El impacto económico ya genera preocupación en el sector productivo. Según Freddy Cevallos, titular de la Cámara de Comercio Ecuatoriana Colombiana (Camecol), el efecto será inmediato: los cerca de 1.900 millones de dólares en importaciones desde Colombia podrían duplicar su costo, alcanzando los 3.800 millones. El dato resulta crítico si se considera que aproximadamente el 60% de estos productos corresponde a materias primas esenciales para la industria ecuatoriana.
El encarecimiento de insumos plantea un escenario complejo para los productores locales, quienes enfrentarán dificultades para sostener sus operaciones. Las alternativas —detener la producción o buscar proveedores sustitutos— no ofrecen soluciones inmediatas, lo que podría traducirse en una contracción industrial y presión sobre los precios internos.
En paralelo, la tensión política sigue alimentando el conflicto. Las relaciones entre Daniel Noboa y Gustavo Petro se han deteriorado en medio de desacuerdos sobre seguridad, narcotráfico y soberanía, reduciendo el margen para una solución diplomática a corto plazo.

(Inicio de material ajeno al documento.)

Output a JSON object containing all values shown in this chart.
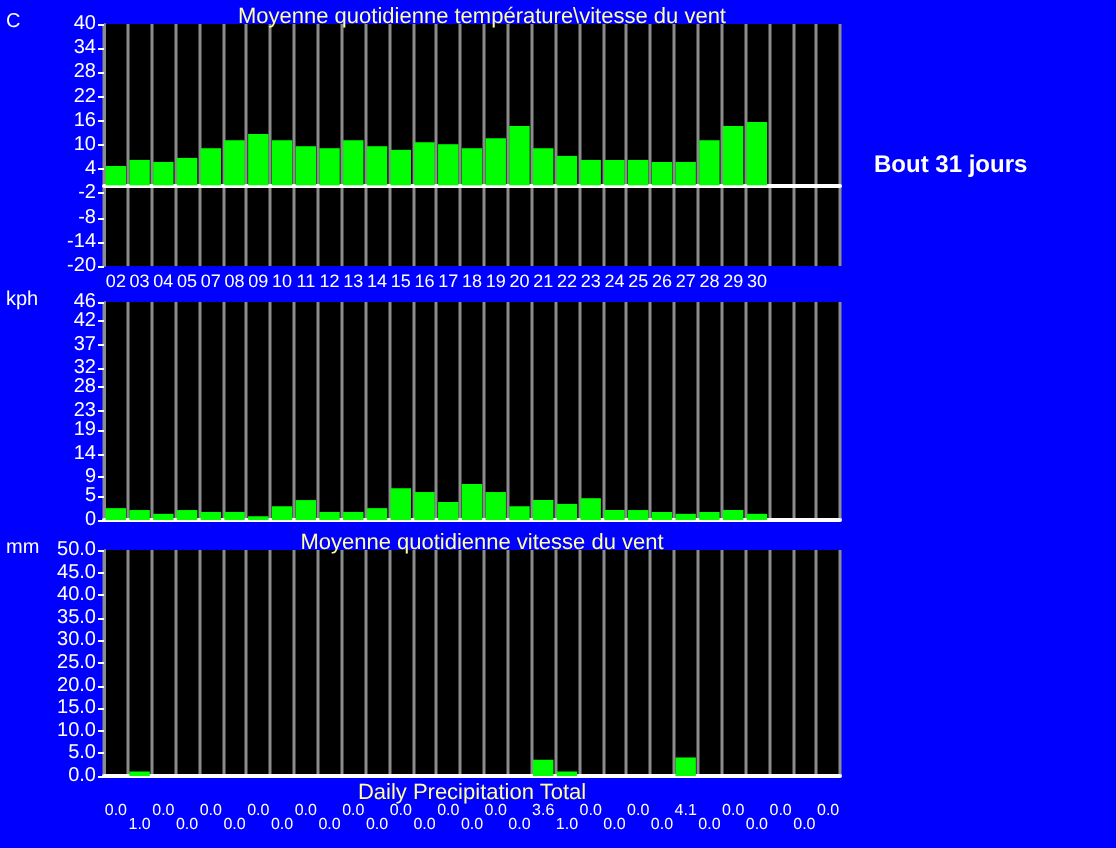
{
  "chart_data": [
    {
      "type": "bar",
      "title": "Moyenne quotidienne température\\vitesse du vent",
      "ylabel": "C",
      "categories": [
        "02",
        "03",
        "04",
        "05",
        "07",
        "08",
        "09",
        "10",
        "11",
        "12",
        "13",
        "14",
        "15",
        "16",
        "17",
        "18",
        "19",
        "20",
        "21",
        "22",
        "23",
        "24",
        "25",
        "26",
        "27",
        "28",
        "29",
        "30",
        null,
        null,
        null
      ],
      "values": [
        4.8,
        6.3,
        5.8,
        6.8,
        9.2,
        11.2,
        12.7,
        11.2,
        9.7,
        9.2,
        11.2,
        9.7,
        8.8,
        10.7,
        10.2,
        9.2,
        11.7,
        14.7,
        9.2,
        7.3,
        6.3,
        6.3,
        6.3,
        5.8,
        5.8,
        11.2,
        14.7,
        15.7,
        null,
        null,
        null
      ],
      "color": "#00ff00",
      "ylim": [
        -20,
        40
      ],
      "yticks": [
        -20,
        -14,
        -8,
        -2,
        4,
        10,
        16,
        22,
        28,
        34,
        40
      ],
      "grid": "x",
      "annotations": [
        "Bout 31 jours"
      ]
    },
    {
      "type": "bar",
      "ylabel": "kph",
      "categories": [
        null,
        null,
        null,
        null,
        null,
        null,
        null,
        null,
        null,
        null,
        null,
        null,
        null,
        null,
        null,
        null,
        null,
        null,
        null,
        null,
        null,
        null,
        null,
        null,
        null,
        null,
        null,
        null,
        null,
        null,
        null
      ],
      "values": [
        2.5,
        2.1,
        1.3,
        2.1,
        1.7,
        1.7,
        0.8,
        2.9,
        4.2,
        1.7,
        1.7,
        2.5,
        6.7,
        5.9,
        3.8,
        7.6,
        5.9,
        2.9,
        4.2,
        3.4,
        4.6,
        2.1,
        2.1,
        1.7,
        1.3,
        1.7,
        2.1,
        1.3,
        null,
        null,
        null
      ],
      "color": "#00ff00",
      "ylim": [
        0,
        46
      ],
      "yticks": [
        0,
        5,
        9,
        14,
        19,
        23,
        28,
        32,
        37,
        42,
        46
      ],
      "grid": "x",
      "tick_labels": "y"
    },
    {
      "type": "bar",
      "title": "Moyenne quotidienne vitesse du vent",
      "xlabel": "Daily Precipitation Total",
      "ylabel": "mm",
      "categories": [
        null,
        null,
        null,
        null,
        null,
        null,
        null,
        null,
        null,
        null,
        null,
        null,
        null,
        null,
        null,
        null,
        null,
        null,
        null,
        null,
        null,
        null,
        null,
        null,
        null,
        null,
        null,
        null,
        null,
        null,
        null
      ],
      "values": [
        0,
        1,
        0,
        0,
        0,
        0,
        0,
        0,
        0,
        0,
        0,
        0,
        0,
        0,
        0,
        0,
        0,
        0,
        3.6,
        1,
        0,
        0,
        0,
        0,
        4.1,
        0,
        0,
        0,
        0,
        0,
        0
      ],
      "value_labels": [
        "0.0",
        "1.0",
        "0.0",
        "0.0",
        "0.0",
        "0.0",
        "0.0",
        "0.0",
        "0.0",
        "0.0",
        "0.0",
        "0.0",
        "0.0",
        "0.0",
        "0.0",
        "0.0",
        "0.0",
        "0.0",
        "3.6",
        "1.0",
        "0.0",
        "0.0",
        "0.0",
        "0.0",
        "4.1",
        "0.0",
        "0.0",
        "0.0",
        "0.0",
        "0.0",
        "0.0"
      ],
      "color": "#00ff00",
      "ylim": [
        0,
        50
      ],
      "yticks": [
        {
          "value": 0,
          "label": "0.0"
        },
        {
          "value": 5,
          "label": "5.0"
        },
        {
          "value": 10,
          "label": "10.0"
        },
        {
          "value": 15,
          "label": "15.0"
        },
        {
          "value": 20,
          "label": "20.0"
        },
        {
          "value": 25,
          "label": "25.0"
        },
        {
          "value": 30,
          "label": "30.0"
        },
        {
          "value": 35,
          "label": "35.0"
        },
        {
          "value": 40,
          "label": "40.0"
        },
        {
          "value": 45,
          "label": "45.0"
        },
        {
          "value": 50,
          "label": "50.0"
        }
      ],
      "grid": "x",
      "tick_labels": "y"
    }
  ]
}
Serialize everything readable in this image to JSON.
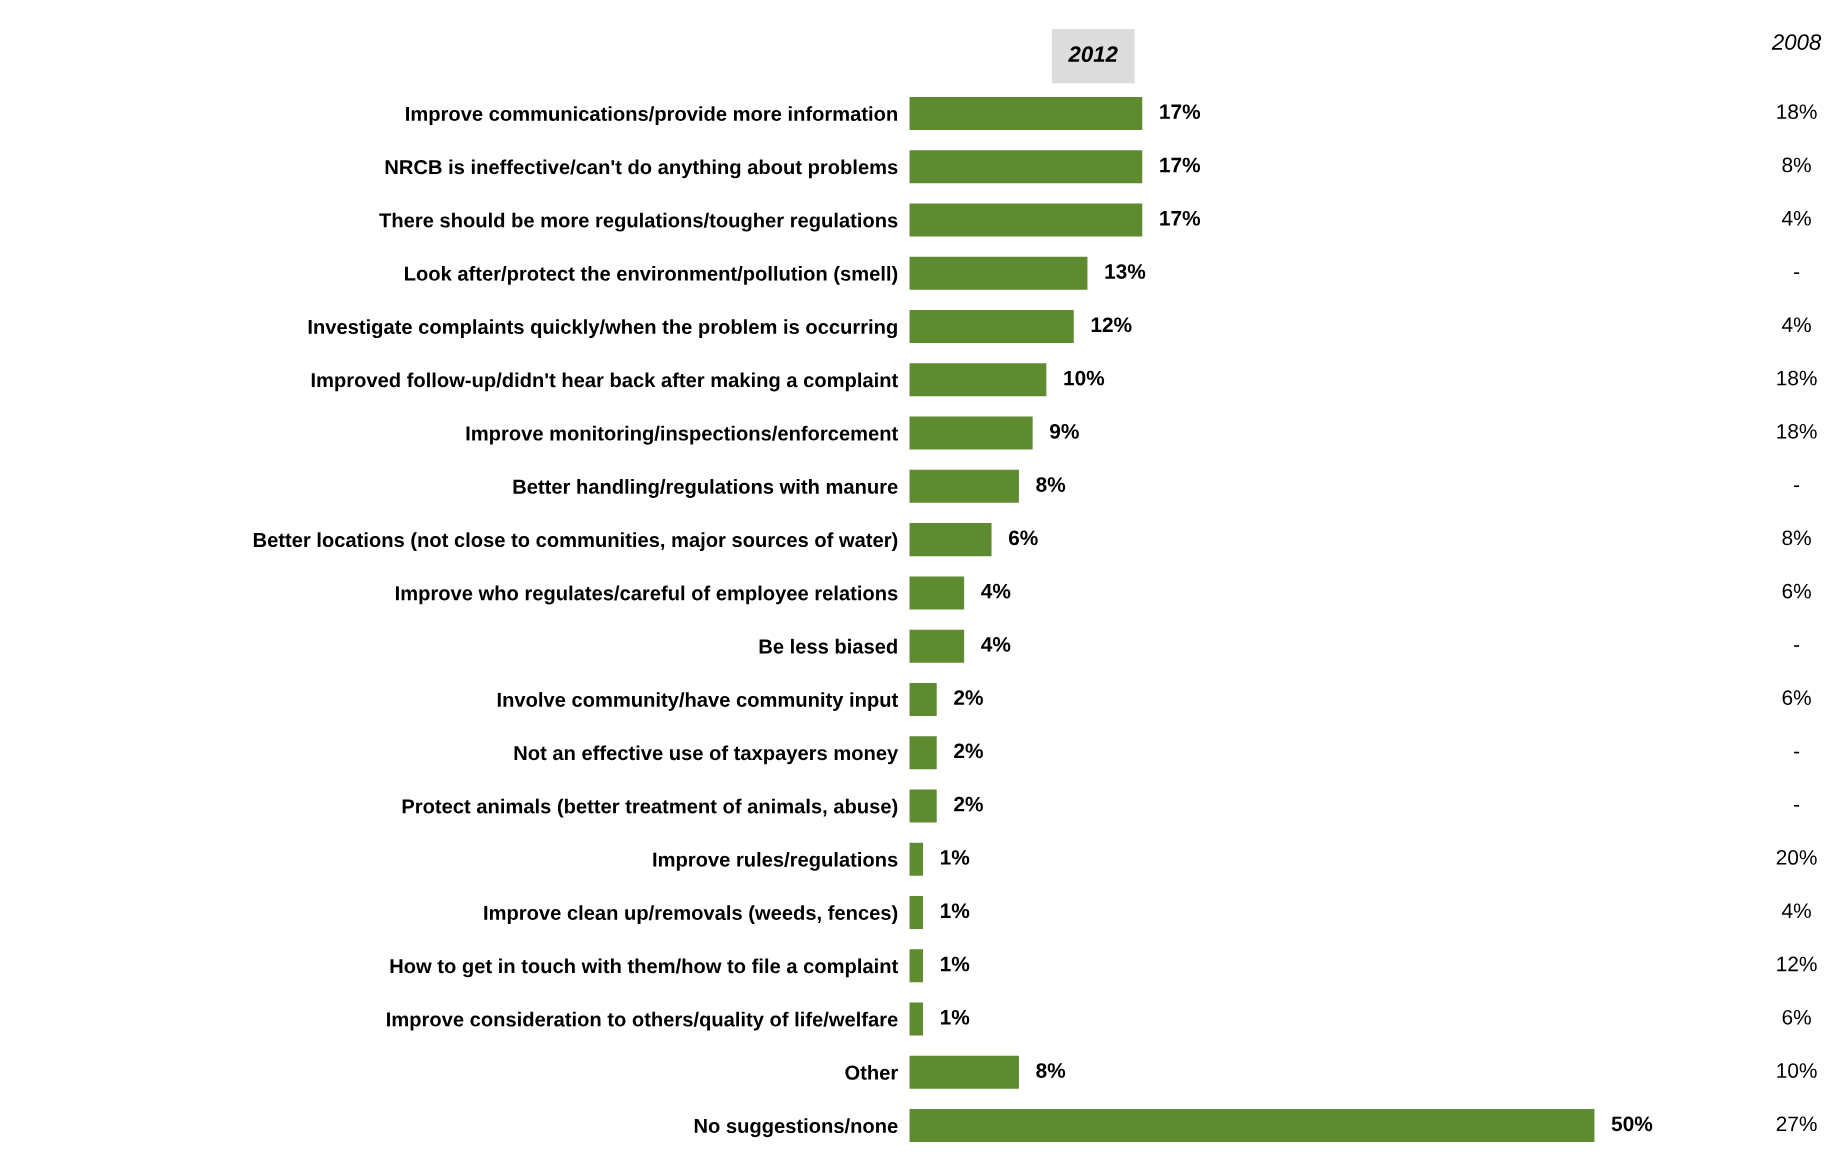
{
  "chart_data": {
    "type": "bar",
    "orientation": "horizontal",
    "title": "2012",
    "categories": [
      "Improve communications/provide more information",
      "NRCB is ineffective/can't do anything about problems",
      "There should be more regulations/tougher regulations",
      "Look after/protect the environment/pollution (smell)",
      "Investigate complaints quickly/when the problem is occurring",
      "Improved follow-up/didn't hear back after making a complaint",
      "Improve monitoring/inspections/enforcement",
      "Better handling/regulations with manure",
      "Better locations (not close to communities, major sources of water)",
      "Improve who regulates/careful of employee relations",
      "Be less biased",
      "Involve community/have community input",
      "Not an effective use of taxpayers money",
      "Protect animals (better treatment of animals, abuse)",
      "Improve rules/regulations",
      "Improve clean up/removals (weeds, fences)",
      "How to get in touch with them/how to file a complaint",
      "Improve consideration to others/quality of life/welfare",
      "Other",
      "No suggestions/none"
    ],
    "values": [
      17,
      17,
      17,
      13,
      12,
      10,
      9,
      8,
      6,
      4,
      4,
      2,
      2,
      2,
      1,
      1,
      1,
      1,
      8,
      50
    ],
    "value_labels": [
      "17%",
      "17%",
      "17%",
      "13%",
      "12%",
      "10%",
      "9%",
      "8%",
      "6%",
      "4%",
      "4%",
      "2%",
      "2%",
      "2%",
      "1%",
      "1%",
      "1%",
      "1%",
      "8%",
      "50%"
    ],
    "color": "#5e8a30",
    "grid": false,
    "legend": false,
    "tick_labels": "y",
    "annotations": [
      "2008",
      "18%",
      "8%",
      "4%",
      "-",
      "4%",
      "18%",
      "18%",
      "-",
      "8%",
      "6%",
      "-",
      "6%",
      "-",
      "-",
      "20%",
      "4%",
      "12%",
      "6%",
      "10%",
      "27%"
    ]
  }
}
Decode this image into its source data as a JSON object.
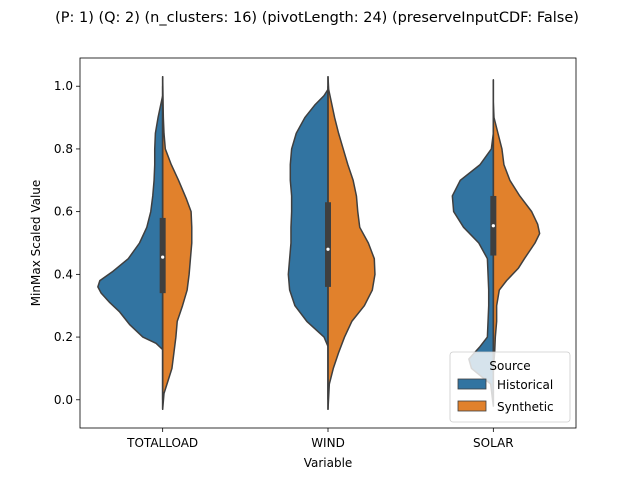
{
  "chart_data": {
    "type": "violin",
    "title": "(P: 1) (Q: 2) (n_clusters: 16) (pivotLength: 24) (preserveInputCDF: False)",
    "xlabel": "Variable",
    "ylabel": "MinMax Scaled Value",
    "ylim": [
      -0.09,
      1.09
    ],
    "yticks": [
      0.0,
      0.2,
      0.4,
      0.6,
      0.8,
      1.0
    ],
    "ytick_labels": [
      "0.0",
      "0.2",
      "0.4",
      "0.6",
      "0.8",
      "1.0"
    ],
    "categories": [
      "TOTALLOAD",
      "WIND",
      "SOLAR"
    ],
    "split": true,
    "legend": {
      "title": "Source",
      "placement": "lower-right",
      "entries": [
        "Historical",
        "Synthetic"
      ]
    },
    "colors": {
      "Historical": "#3274a1",
      "Synthetic": "#e1812c",
      "outline": "#3f3f3f"
    },
    "series": [
      {
        "name": "Historical",
        "violins": [
          {
            "category": "TOTALLOAD",
            "y_range": [
              -0.03,
              1.03
            ],
            "density": [
              [
                -0.03,
                0.0
              ],
              [
                0.1,
                0.0
              ],
              [
                0.16,
                0.0
              ],
              [
                0.18,
                0.1
              ],
              [
                0.2,
                0.3
              ],
              [
                0.24,
                0.5
              ],
              [
                0.28,
                0.65
              ],
              [
                0.31,
                0.8
              ],
              [
                0.34,
                0.93
              ],
              [
                0.36,
                0.98
              ],
              [
                0.38,
                0.95
              ],
              [
                0.41,
                0.75
              ],
              [
                0.45,
                0.52
              ],
              [
                0.5,
                0.35
              ],
              [
                0.55,
                0.24
              ],
              [
                0.6,
                0.18
              ],
              [
                0.65,
                0.15
              ],
              [
                0.7,
                0.13
              ],
              [
                0.75,
                0.12
              ],
              [
                0.8,
                0.12
              ],
              [
                0.85,
                0.11
              ],
              [
                0.9,
                0.07
              ],
              [
                0.94,
                0.03
              ],
              [
                0.97,
                0.0
              ],
              [
                1.03,
                0.0
              ]
            ]
          },
          {
            "category": "WIND",
            "y_range": [
              -0.03,
              1.03
            ],
            "density": [
              [
                -0.03,
                0.0
              ],
              [
                0.1,
                0.0
              ],
              [
                0.17,
                0.0
              ],
              [
                0.2,
                0.06
              ],
              [
                0.25,
                0.32
              ],
              [
                0.3,
                0.5
              ],
              [
                0.35,
                0.58
              ],
              [
                0.4,
                0.6
              ],
              [
                0.45,
                0.58
              ],
              [
                0.5,
                0.56
              ],
              [
                0.55,
                0.56
              ],
              [
                0.6,
                0.55
              ],
              [
                0.65,
                0.55
              ],
              [
                0.7,
                0.57
              ],
              [
                0.75,
                0.57
              ],
              [
                0.8,
                0.55
              ],
              [
                0.85,
                0.48
              ],
              [
                0.9,
                0.35
              ],
              [
                0.94,
                0.2
              ],
              [
                0.97,
                0.06
              ],
              [
                0.99,
                0.0
              ],
              [
                1.03,
                0.0
              ]
            ]
          },
          {
            "category": "SOLAR",
            "y_range": [
              -0.02,
              1.02
            ],
            "density": [
              [
                -0.02,
                0.0
              ],
              [
                0.05,
                0.04
              ],
              [
                0.1,
                0.33
              ],
              [
                0.13,
                0.37
              ],
              [
                0.17,
                0.2
              ],
              [
                0.2,
                0.09
              ],
              [
                0.3,
                0.07
              ],
              [
                0.35,
                0.07
              ],
              [
                0.45,
                0.09
              ],
              [
                0.5,
                0.22
              ],
              [
                0.55,
                0.45
              ],
              [
                0.6,
                0.6
              ],
              [
                0.65,
                0.62
              ],
              [
                0.7,
                0.5
              ],
              [
                0.75,
                0.2
              ],
              [
                0.8,
                0.03
              ],
              [
                0.85,
                0.0
              ],
              [
                1.02,
                0.0
              ]
            ]
          }
        ]
      },
      {
        "name": "Synthetic",
        "violins": [
          {
            "category": "TOTALLOAD",
            "y_range": [
              -0.03,
              1.03
            ],
            "density": [
              [
                -0.03,
                0.0
              ],
              [
                0.02,
                0.02
              ],
              [
                0.06,
                0.08
              ],
              [
                0.1,
                0.14
              ],
              [
                0.15,
                0.17
              ],
              [
                0.2,
                0.2
              ],
              [
                0.25,
                0.22
              ],
              [
                0.3,
                0.3
              ],
              [
                0.35,
                0.37
              ],
              [
                0.4,
                0.4
              ],
              [
                0.45,
                0.42
              ],
              [
                0.5,
                0.44
              ],
              [
                0.55,
                0.44
              ],
              [
                0.6,
                0.43
              ],
              [
                0.64,
                0.36
              ],
              [
                0.7,
                0.24
              ],
              [
                0.75,
                0.13
              ],
              [
                0.8,
                0.04
              ],
              [
                0.85,
                0.02
              ],
              [
                0.9,
                0.01
              ],
              [
                1.03,
                0.0
              ]
            ]
          },
          {
            "category": "WIND",
            "y_range": [
              -0.03,
              1.03
            ],
            "density": [
              [
                -0.03,
                0.0
              ],
              [
                0.05,
                0.02
              ],
              [
                0.1,
                0.08
              ],
              [
                0.15,
                0.16
              ],
              [
                0.2,
                0.25
              ],
              [
                0.25,
                0.36
              ],
              [
                0.3,
                0.55
              ],
              [
                0.35,
                0.67
              ],
              [
                0.4,
                0.71
              ],
              [
                0.45,
                0.7
              ],
              [
                0.5,
                0.61
              ],
              [
                0.55,
                0.48
              ],
              [
                0.6,
                0.45
              ],
              [
                0.65,
                0.43
              ],
              [
                0.7,
                0.38
              ],
              [
                0.75,
                0.3
              ],
              [
                0.8,
                0.23
              ],
              [
                0.85,
                0.16
              ],
              [
                0.9,
                0.1
              ],
              [
                0.95,
                0.05
              ],
              [
                0.99,
                0.01
              ],
              [
                1.03,
                0.0
              ]
            ]
          },
          {
            "category": "SOLAR",
            "y_range": [
              -0.02,
              1.02
            ],
            "density": [
              [
                -0.02,
                0.0
              ],
              [
                0.1,
                0.0
              ],
              [
                0.15,
                0.02
              ],
              [
                0.2,
                0.03
              ],
              [
                0.25,
                0.05
              ],
              [
                0.3,
                0.05
              ],
              [
                0.35,
                0.09
              ],
              [
                0.38,
                0.2
              ],
              [
                0.42,
                0.38
              ],
              [
                0.45,
                0.47
              ],
              [
                0.5,
                0.63
              ],
              [
                0.53,
                0.7
              ],
              [
                0.56,
                0.67
              ],
              [
                0.6,
                0.58
              ],
              [
                0.65,
                0.4
              ],
              [
                0.7,
                0.25
              ],
              [
                0.75,
                0.16
              ],
              [
                0.8,
                0.13
              ],
              [
                0.85,
                0.07
              ],
              [
                0.9,
                0.01
              ],
              [
                0.95,
                0.0
              ],
              [
                1.02,
                0.0
              ]
            ]
          }
        ]
      }
    ],
    "boxes": [
      {
        "category": "TOTALLOAD",
        "q1": 0.34,
        "median": 0.455,
        "q3": 0.58,
        "whisker_low": 0.0,
        "whisker_high": 1.0
      },
      {
        "category": "WIND",
        "q1": 0.36,
        "median": 0.48,
        "q3": 0.63,
        "whisker_low": 0.0,
        "whisker_high": 1.0
      },
      {
        "category": "SOLAR",
        "q1": 0.46,
        "median": 0.555,
        "q3": 0.65,
        "whisker_low": 0.09,
        "whisker_high": 0.88
      }
    ]
  }
}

Desde el sector empresarial, se advierte que una eventual salida podría depender del escenario político en Colombia. Cevallos señala que las elecciones presidenciales previstas para julio de 2026 serán determinantes: un gobierno alineado con Quito podría reactivar negociaciones rápidamente, mientras que un resultado opuesto prolongaría la incertidumbre.
Así, la crisis comercial no solo redefine el intercambio bilateral entre dos socios históricos, sino que también introduce un factor de riesgo estructural para la estabilidad económica regional.